Hi everyone, welcome back to Net Zero.
After Donald Trump’s sweep of the Iowa Republican caucus this week, it’s an appropriate time to ask: How damaging would Trump 2.0 be for the climate?
There’s reason to be concerned. The former president remains committed to diehard climate-science denial, a position that’s increasingly rare in Republican circles. Politico reported this week that his advisors are already plotting ways to tone down the findings of federal climate-science reports. With little effort, a second Trump administration could walk back emissions regulations drafted during the Biden administration; stop financial regulators from finishing long-overdue carbon disclosure rules; and, perhaps most damagingly, slow-walk the rollout of grants and loans from the Department of Energy and other agencies that are providing irreplaceable support to scaling up cutting-edge climate tech. His administration, anticipating lame-duck status by its third year, would be highly motivated to move quickly.

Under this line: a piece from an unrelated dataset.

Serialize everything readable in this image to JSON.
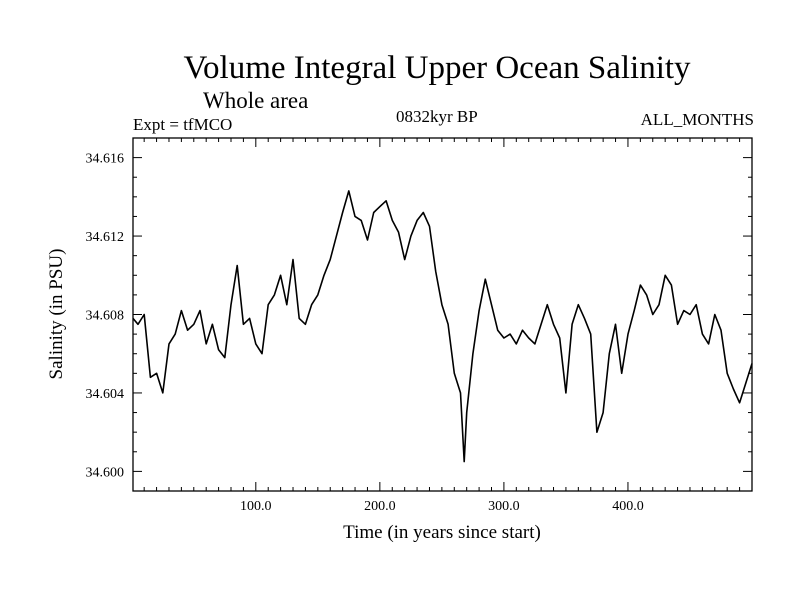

But, as outgoing climate envoy John Kerry noted at the World Economic Forum in Davos this week, there’s a limit to the damage Trump can cause: “This economic revolution is underway and it’s much bigger than any politician, any one person.” At least $225 billion has been invested in clean energy ventures in the U.S. in the last year alone. Investors aren’t going to walk away from those bets, and few members of Congress will ultimately be willing to vote against tax incentives that are creating working-class jobs in their districts. And from the private sector perspective, any change in U.S. federal policy will be backstopped by other jurisdictions that have no intention of slowing down on climate. Obstructing the energy transition will only hurt how competitive U.S. companies can be in it, not change its course.